Benchmarking and Recognising Sustainability Standards

 

Organisations use third-party audits and certifications to ensure their suppliers provide decent working conditions to their employees, source their materials sustainably and respect the environment among other criteria. But with hundreds of schemes on the market to choose from, and dozens more emerging each year, it can be challenging for organisations to know which scheme to trust. The decision becomes more challenging given that not all auditing, monitoring and certification schemes cover social sustainability measures the same way, resulting in distrust in audits and misalignment in the industry.
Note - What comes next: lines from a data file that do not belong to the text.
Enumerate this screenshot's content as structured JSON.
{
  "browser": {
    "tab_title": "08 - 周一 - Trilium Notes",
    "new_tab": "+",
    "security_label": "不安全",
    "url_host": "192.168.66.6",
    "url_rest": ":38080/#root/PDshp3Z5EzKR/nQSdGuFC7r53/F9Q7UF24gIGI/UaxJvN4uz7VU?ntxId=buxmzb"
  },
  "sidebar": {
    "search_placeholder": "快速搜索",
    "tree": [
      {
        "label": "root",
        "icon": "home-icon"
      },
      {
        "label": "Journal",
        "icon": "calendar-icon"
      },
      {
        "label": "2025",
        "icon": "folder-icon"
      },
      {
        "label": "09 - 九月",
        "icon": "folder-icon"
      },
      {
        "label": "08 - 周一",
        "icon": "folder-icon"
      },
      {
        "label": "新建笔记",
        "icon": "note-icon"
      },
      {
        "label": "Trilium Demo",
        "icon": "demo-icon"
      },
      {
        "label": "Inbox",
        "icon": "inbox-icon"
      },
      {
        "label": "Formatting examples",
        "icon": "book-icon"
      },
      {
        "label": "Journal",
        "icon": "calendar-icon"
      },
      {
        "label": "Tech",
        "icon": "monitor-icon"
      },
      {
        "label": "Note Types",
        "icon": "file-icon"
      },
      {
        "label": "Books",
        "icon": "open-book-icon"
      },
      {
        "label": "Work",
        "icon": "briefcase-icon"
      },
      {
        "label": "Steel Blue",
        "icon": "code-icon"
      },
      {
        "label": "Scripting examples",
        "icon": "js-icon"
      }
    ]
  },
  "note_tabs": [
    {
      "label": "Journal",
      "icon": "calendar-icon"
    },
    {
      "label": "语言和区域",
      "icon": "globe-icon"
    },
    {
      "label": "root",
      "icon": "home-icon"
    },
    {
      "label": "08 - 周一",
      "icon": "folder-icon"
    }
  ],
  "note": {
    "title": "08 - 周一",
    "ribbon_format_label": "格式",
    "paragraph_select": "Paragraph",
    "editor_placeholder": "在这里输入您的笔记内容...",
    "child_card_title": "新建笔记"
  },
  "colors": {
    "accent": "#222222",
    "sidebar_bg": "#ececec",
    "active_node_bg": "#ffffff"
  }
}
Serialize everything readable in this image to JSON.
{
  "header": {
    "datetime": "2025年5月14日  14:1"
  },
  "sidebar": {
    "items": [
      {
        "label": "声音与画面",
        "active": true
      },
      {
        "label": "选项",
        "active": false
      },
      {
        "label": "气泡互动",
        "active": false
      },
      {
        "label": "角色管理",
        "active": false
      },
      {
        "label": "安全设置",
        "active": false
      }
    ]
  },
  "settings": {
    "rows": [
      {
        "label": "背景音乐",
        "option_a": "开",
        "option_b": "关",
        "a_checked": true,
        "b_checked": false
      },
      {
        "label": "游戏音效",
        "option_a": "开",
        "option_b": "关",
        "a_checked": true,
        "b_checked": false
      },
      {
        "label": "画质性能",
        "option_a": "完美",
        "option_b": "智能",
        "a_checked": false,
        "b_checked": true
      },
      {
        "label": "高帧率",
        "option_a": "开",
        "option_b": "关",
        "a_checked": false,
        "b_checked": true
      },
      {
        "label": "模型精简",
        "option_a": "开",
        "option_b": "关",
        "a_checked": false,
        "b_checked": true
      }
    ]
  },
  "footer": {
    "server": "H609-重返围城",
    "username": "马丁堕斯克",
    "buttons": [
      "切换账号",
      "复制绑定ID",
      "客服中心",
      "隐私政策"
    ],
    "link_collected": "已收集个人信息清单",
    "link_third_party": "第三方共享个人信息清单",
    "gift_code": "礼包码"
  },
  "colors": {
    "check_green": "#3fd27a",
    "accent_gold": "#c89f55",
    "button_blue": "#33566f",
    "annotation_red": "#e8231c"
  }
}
To support companies in their supply chain due diligence, The Consumer Goods Forum (CGF) launched the Sustainable Supply Chain Initiative (SSCI) in 2017 to recognise third-party auditing, monitoring and certification schemes and programmes that cover key sustainability requirements and apply relevant governance and verification. Through a comprehensive benchmarking process built on criteria developed by CGF members and expert stakeholders, the SSCI currently recognises independent auditing, monitoring and certification programmes that meet industry expectations on social sustainability, and will later focus on environmental sustainability as well. As a result, the SSCI is able to provide trusted guidance to organisations on which schemes are credible and trustworthy.

It was created by replicating the successful approach taken by the CGF’s Global Food Safety Initiative (GFSI) for recognising standards and builds off the work of the CGF’s previous initiative on supply chain compliance, the Global Social Compliance Programme (GSCP). In 2020, in-line with the CGF’s new global strategy, the SSCI became a key Coalition of Action for our industry.

Learn more about how the SSCI supports companies and organisations in their supply chain due diligence in this new short video:

"The SSCI isn't another social compliance standard or certification scheme.

In benchmarking and recognising third-party audit and certification schemes, the SSCI drives alignment among sustainability standards in the consumer goods industry and helps ensure confidence in sustainable sourcing.”

Didier Bergeret, Director, Sustainability, The Consumer Goods Forum

Ensuring Confidence and Driving Continuous Improvement

The SSCI is not another social compliance standard or certification scheme; instead, it seeks to align different schemes on industry-defined expectations for sustainability and provide buyers and suppliers with clear guidance on which schemes cover key sustainability requirements and apply relevant governance and verification practices. It helps ensure confidence in sustainable sourcing, enables the limitation of audit duplication, reduces complexity and cost for all stakeholders; and ultimately drives positive social and environmental impacts on the ground. 

By demonstrating alignment with the SSCI Criteria and achieving SSCI Recognition, third-party auditing, monitoring and certification scheme owners signal a strong commitment to raising the bar in their certification process while driving harmonisation and alignment within the consumer goods industry as a whole.

Thinking About Joining the SSCI?

Learn more about SSCI membership in our one-pager.

The objectives of the Sustainable Supply Chain Initiative are to:

Support companies in their supply chain due diligence and build trust in sustainability standards worldwide

Benchmark third-party auditing, monitoring and certification programmes on industry expectations around social and environmental criteria and how they manage their schemes. Relevant topics covered range from forced and child labour, discrimination, operational health and safety, community impacts to business ethics. All of which encapsulates the key points of CGF Board Resolutions, CGF Priority Industry Principles and other international guidance and standards

Drive alignment among and the continuous improvement of schemes in alignment with the CGF Board Resolutions and international guidelines, such as the CGF Priority Industry Principles, UNGP on Business and Human Rights, and ILO Guidelines/Conventions

Collaboration for Impact

Since 2018, the SSCI has partnered with the Global Sustainable Seafood Initiative (GSSI), the leading environmental compliance recognition organisation in the seafood industry. Together with the GSSI, the SSCI has developed a social compliance benchmark for third-party auditing, monitoring and certification schemes in the fishing and aquaculture sectors.